I live in a middle income country where most people are still relatively poor compared with people in developed world, although not as bad as the global extreme poor. So the uttermost priority for people here are to lift themselves out of poverty. When I occasionally mention that I gave money to charities, everyone thinks that I'm utterly insane. This makes me realize that EA is always going to have a limited audience, i.e., people who live in developed country who have a relatively comfortable life.

I upvoted because I too suffer from the fact that EA Philosophy was created by people of high-income countries, to convert other people from high-income countries.

However, I disagree completely that EA is 

[...] always going to have a limited audience

In my opinion:

  • It's true that a dollar spent on a developed country does less good than a dollar spent on a "less developed" country.
  • However, a dollar spent on an efficient cause inside your own country does more good than a dollar not spent on EA at all!

So, if the counterfactual for Effective Altruism is... no altruism at all... then it's better for the world  to take a less cosmopolitan worldview and donate mostly  to effective causes inside your own country.

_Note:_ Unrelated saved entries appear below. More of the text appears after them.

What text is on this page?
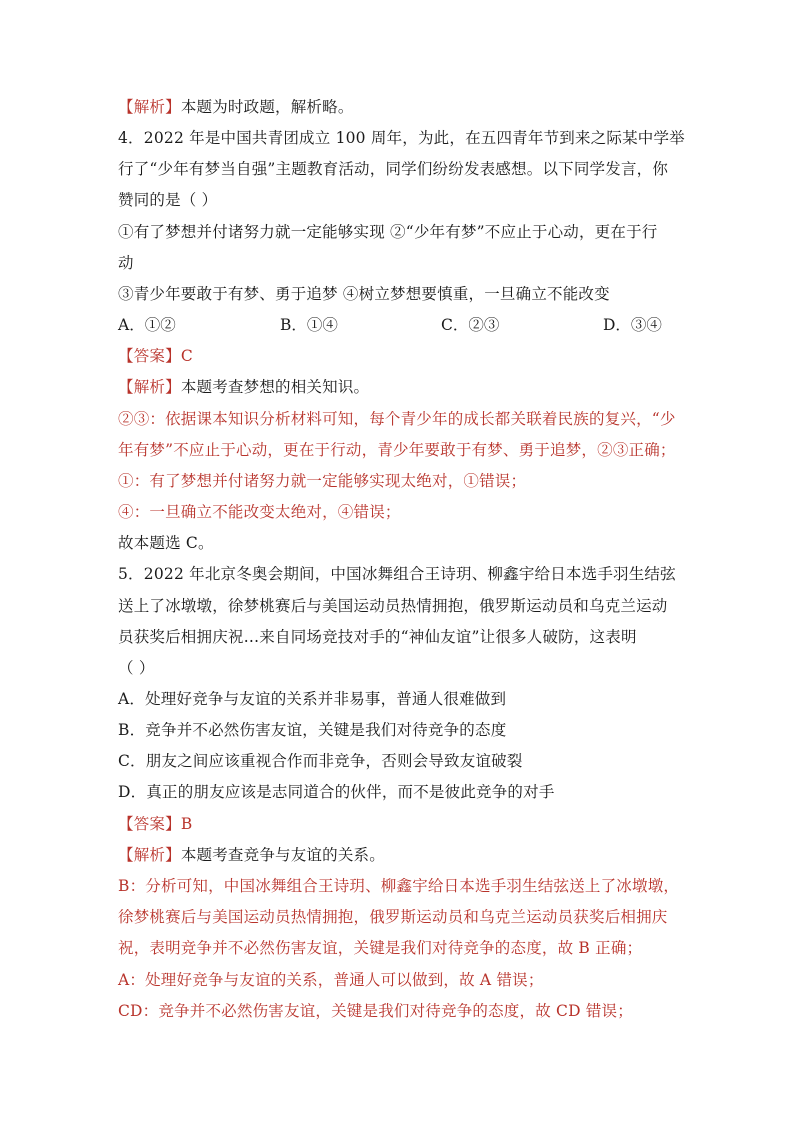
【解析】本题为时政题，解析略。
4．2022 年是中国共青团成立 100 周年，为此，在五四青年节到来之际某中学举
行了“少年有梦当自强”主题教育活动，同学们纷纷发表感想。以下同学发言，你
赞同的是（ ）
①有了梦想并付诸努力就一定能够实现 ②“少年有梦”不应止于心动，更在于行
动
③青少年要敢于有梦、勇于追梦 ④树立梦想要慎重，一旦确立不能改变
A．①②	B．①④	C．②③	D．③④
【答案】C
【解析】本题考查梦想的相关知识。
②③：依据课本知识分析材料可知，每个青少年的成长都关联着民族的复兴，“少
年有梦”不应止于心动，更在于行动，青少年要敢于有梦、勇于追梦，②③正确；
①：有了梦想并付诸努力就一定能够实现太绝对，①错误；
④：一旦确立不能改变太绝对，④错误；
故本题选 C。
5．2022 年北京冬奥会期间，中国冰舞组合王诗玥、柳鑫宇给日本选手羽生结弦
送上了冰墩墩，徐梦桃赛后与美国运动员热情拥抱，俄罗斯运动员和乌克兰运动
员获奖后相拥庆祝…来自同场竞技对手的“神仙友谊”让很多人破防，这表明
（ ）
A．处理好竞争与友谊的关系并非易事，普通人很难做到
B．竞争并不必然伤害友谊，关键是我们对待竞争的态度
C．朋友之间应该重视合作而非竞争，否则会导致友谊破裂
D．真正的朋友应该是志同道合的伙伴，而不是彼此竞争的对手
【答案】B
【解析】本题考查竞争与友谊的关系。
B：分析可知，中国冰舞组合王诗玥、柳鑫宇给日本选手羽生结弦送上了冰墩墩，
徐梦桃赛后与美国运动员热情拥抱，俄罗斯运动员和乌克兰运动员获奖后相拥庆
祝，表明竞争并不必然伤害友谊，关键是我们对待竞争的态度，故 B 正确；
A：处理好竞争与友谊的关系，普通人可以做到，故 A 错误；
CD：竞争并不必然伤害友谊，关键是我们对待竞争的态度，故 CD 错误；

Of course, knowing the wild income disparities between even our "middle-income" countries and those from the most underdeveloped regions, I do think that we have a moral imperative to give ... perhaps not all that we can, but at least some of what we can.

Full-disclosure:

I donated a little to EA causes, but since sharing my donations with my girlfriend, I decided  to save up that money to invest and become an entrepreneur.

My exit plan is for it to become first a source of self-employment and then to sell it. If successful, then I will resume my giving until reaching 10% of profits once I sell the business.